The problem with taking selective offense at crimes against humanity based on one's reading of geopolitics is that one's reading can be wrong
Western states appear to be taking Assad up on his offer. "They attack us politically", Assad said of Western nations in a June 30 interview, "and then they send officials to deal with us under the table".
The problem with taking selective offense at crimes against humanity based on one's reading of geopolitics is that one's reading can be wrong, with what seems like an anti-war strategy in the short-term proving to be a boon to imperialism in the long run. How can one claim to be morally outraged by one bombing of a hospital in Afghanistan but silent on the repeated bombing of hospitals in Aleppo?
And after condemning one and condoning another, why should anyone not already a part of the left-wing subculture care what one has to self-righteously say?
In the absence of power, the antiwar left has its credibility - creditibility lost, it seems, when it proved an obstacle to a career "U.S.-backed regime change in Syria" becoming a hard left dogma and expressions of solidarity with bombed and besieged Syrians becoming problematic.
Leftist pundit Vijay Prashad, for instance, knew in 2012 that the US and Israel see "no alternative to Bashar's regime", and that their tough talk about his needing to go could be explained by the fact that, "The US cannot be seen to make any moves in defense of Bashar, and they need not do so: The Chinese and Russian wall allows the US and Israel to benefit as free riders." By 2016, Prashad was referring to the millions of Syrians fleeing the Assad regime as "regime change refugees".

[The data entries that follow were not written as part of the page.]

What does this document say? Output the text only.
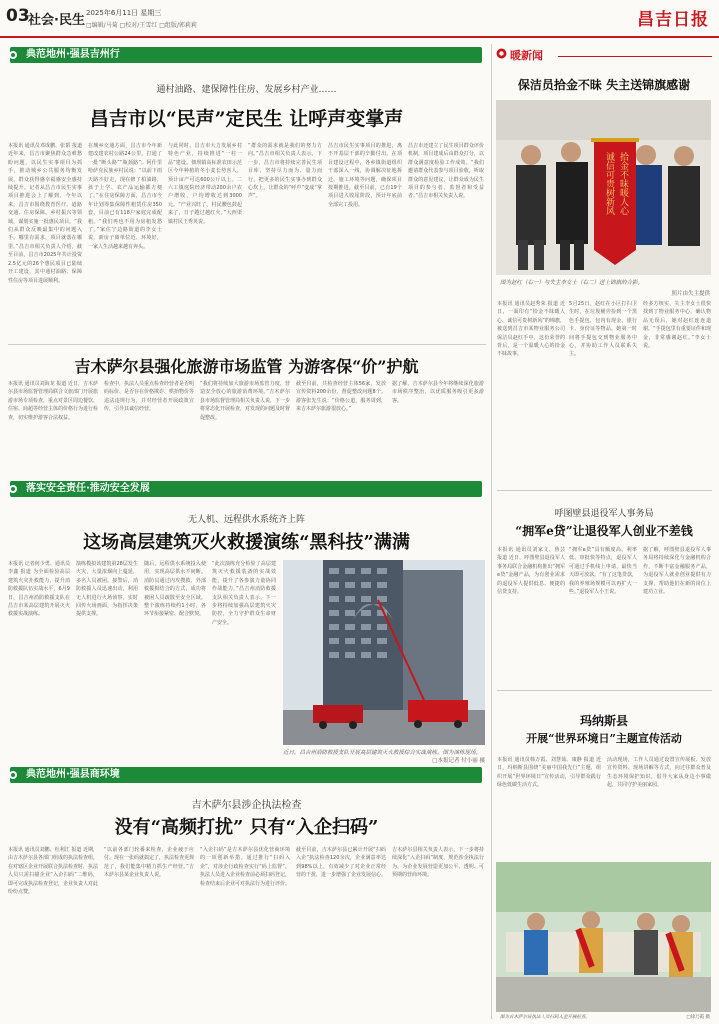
03
社会·民生 2025年6月11日 星期三
□编辑/马菊 □校对/王雪红 □组版/郭莉莉	昌吉日报
典范地州·强县吉州行
通村油路、建保障性住房、发展乡村产业……
昌吉市以“民声”定民生 让呼声变掌声
本报讯 通讯员邓成鹏、张韬 报道 近年来，昌吉市聚焦群众急难愁盼问题，以民生实事项目为抓手，推动城乡公共服务均衡发展，群众获得感幸福感安全感持续提升。记者从昌吉市民生实事项目推进会上了解到，今年以来，昌吉市围绕教育医疗、道路交通、住房保障、乡村振兴等领域，谋划实施一批惠民项目。“我们从群众反映最集中的问题入手，哪里有需求，项目就落在哪里。”昌吉市相关负责人介绍，截至目前，昌吉市2025年共计投资2.5亿元的26个惠民项目已陆续开工建设，其中通村油路、保障性住房等项目进展顺利。
在城乡交通方面，昌吉市今年新建改建农村公路24公里，打通了一批“断头路”“瓶颈路”。阿什里哈萨克民族乡村民说：“以前下雨天路不好走，现在修了柏油路，孩子上学、农产品运输都方便了。”在住房保障方面，昌吉市今年计划筹集保障性租赁住房350套，目前已有118户家庭完成配租。“我们再也不用为房租发愁了。”家住宁边路街道的李女士说，新房子离单位近、环境好，一家人生活越来越有奔头。
与此同时，昌吉市大力发展乡村特色产业，持续推进“一村一品”建设。佃坝镇高标准农田示范区今年种植的冬小麦长势喜人，预计亩产可达600公斤以上。二六工镇庭院经济带动200余户农户增收，户均增收达到3000元。“产业兴旺了，村民腰包鼓起来了，日子越过越红火。”大西渠镇村民王秀英说。
“群众的需求就是我们的努力方向。”昌吉市相关负责人表示，下一步，昌吉市将持续完善民生项目库，坚持尽力而为、量力而行，把更多的民生实事办到群众心坎上，让群众的“呼声”变成“掌声”。
昌吉市民生实事项目的推进，离不开基层干部的辛勤付出。在项目建设过程中，各乡镇街道组织干部深入一线，协调解决征地拆迁、施工环境等问题，确保项目按期推进。截至目前，已有19个项目进入收尾阶段，预计年底前全部完工投用。
昌吉市还建立了民生项目群众评价机制，项目建成后由群众打分，以群众满意度检验工作成效。“我们邀请群众代表参与项目验收，听取群众的意见建议，让群众成为民生项目的参与者、监督者和受益者。”昌吉市相关负责人说。
吉木萨尔县强化旅游市场监管 为游客保“价”护航
本报讯 通讯员刘海龙 报道 近日，吉木萨尔县市场监督管理局联合文旅部门开展旅游市场专项检查，重点对景区周边餐饮、住宿、商超等经营主体的价格行为进行检查，切实维护游客合法权益。
检查中，执法人员重点检查经营者是否明码标价、是否存在价格欺诈、哄抬物价等违法违规行为，并对经营者开展政策宣传，引导其诚信经营。
“我们将持续加大旅游市场监管力度，营造安全放心的旅游消费环境。”吉木萨尔县市场监督管理局相关负责人说，下一步将常态化开展检查，对发现的问题及时督促整改。
截至目前，共检查经营主体56家，发放宣传资料200余份，督促整改问题8个。游客张先生说：“价格公道，服务周到，来吉木萨尔旅游很放心。”
据了解，吉木萨尔县今年将继续深化旅游市场秩序整治，以优质服务吸引更多游客。
落实安全责任·推动安全发展
无人机、远程供水系统齐上阵
这场高层建筑灭火救援演练“黑科技”满满
本报讯 记者何少勇、通讯员李鑫 报道 为全面检验高层建筑火灾扑救能力，提升消防救援队伍实战水平，6月9日，昌吉州消防救援支队在昌吉市某高层建筑开展灭火救援实战演练。
演练模拟该建筑第28层发生火灾，大量浓烟向上蔓延，多名人员被困。接警后，消防救援人员迅速出动，利用无人机进行火场侦察，实时回传火场画面，为指挥决策提供支撑。
随后，远程供水系统投入使用，实现高层供水不间断。消防员通过内攻搜救、外部救援相结合的方式，成功将被困人员疏散至安全区域。整个演练持续约1小时，各环节衔接紧密、配合默契。
“此次演练充分检验了高层建筑灭火救援装备的实战效能，提升了各参演力量协同作战能力。”昌吉州消防救援支队相关负责人表示，下一步将持续加强高层建筑火灾防控，全力守护群众生命财产安全。
近日，昌吉州消防救援支队开展高层建筑灭火救援综合实战演练。图为演练现场。
□本报记者 付小丽 摄
典范地州·强县商环境
吉木萨尔县涉企执法检查
没有“高频打扰” 只有“入企扫码”
本报讯 通讯员刘鹏、杜利江 报道 近期，由吉木萨尔县各部门组成的执法检查组，在对辖区企业开展联合执法检查时，执法人员只需扫描企业“入企扫码”二维码，即可完成执法检查登记，企业负责人对此纷纷点赞。
“以前各部门轮番来检查，企业疲于应付。现在一张码就搞定了，执法检查更规范了，我们能集中精力抓生产经营。”吉木萨尔县某企业负责人说。
“入企扫码”是吉木萨尔县优化营商环境的一项创新举措。通过推行“扫码入企”，对涉企行政检查实行“码上监督”，执法人员进入企业检查前必须扫码登记，检查结束后企业可对执法行为进行评价。
截至目前，吉木萨尔县已累计开展“扫码入企”执法检查120余次，企业满意率达到98%以上，有效减少了对企业正常经营的干扰，进一步增强了企业发展信心。
吉木萨尔县相关负责人表示，下一步将持续深化“入企扫码”制度，规范涉企执法行为，为企业发展营造更加公平、透明、可预期的营商环境。
暖新闻
保洁员拾金不昧 失主送锦旗感谢
拾金不昧暖人心
诚信可贵树新风
图为赵红（右一）与失主李女士（右二）送上锦旗的合影。
照片由失主提供
本报讯 通讯员赵秀荣 报道 近日，一面印有“拾金不昧暖人心、诚信可贵树新风”的锦旗，被送到昌吉市某物业服务公司保洁员赵红手中，这份荣誉的背后，是一个温暖人心的拾金不昧故事。
5月25日，赵红在小区打扫卫生时，在垃圾桶旁捡到一个黑色手提包，包内有现金、银行卡、身份证等物品。她第一时间将手提包交到物业服务中心，并协助工作人员联系失主。
经多方核实，失主李女士很快找到了物业服务中心，确认物品无误后，她对赵红连连道谢。“手提包里有重要证件和现金，非常感谢赵红。”李女士说。
呼图壁县退役军人事务局
“拥军e贷”让退役军人创业不差钱
本报讯 通讯员刘家文、鲁芸 报道 近日，呼图壁县退役军人事务局联合金融机构推出“拥军e贷”金融产品，为有创业需求的退役军人提供低息、便捷的信贷支持。
“拥军e贷”具有额度高、利率低、审批快等特点，退役军人可通过手机线上申请，最快当天即可放款。“有了这笔贷款，我的养殖场规模可以再扩大一些。”退役军人小王说。
据了解，呼图壁县退役军人事务局将持续深化与金融机构合作，不断丰富金融服务产品，为退役军人就业创业提供有力支撑，帮助他们在新的岗位上建功立业。
玛纳斯县
开展“世界环境日”主题宣传活动
本报讯 通讯员韩万霞、刘慧茹、康静 报道 近日，玛纳斯县围绕“美丽中国我先行”主题，组织开展“世界环境日”宣传活动，引导群众践行绿色低碳生活方式。
活动现场，工作人员通过设置宣传展板、发放宣传资料、现场讲解等方式，向过往群众普及生态环境保护知识，倡导大家从身边小事做起，共同守护美丽家园。
图为吉木萨尔县执法人员扫码入企开展检查。	□徐乃霞 摄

If there's a lesson for the less career-minded left, it ought to be that one's solidarity with those facing mass murder should not be determined by the whims of US policy, which isn't always what meets the eye. Syrians, at least, can take refuge in the fact that, should relations between the West and their oppressor continue to warm, it may once again become the good anti-imperialist's duty to oppose their oppression. It just might take a few years.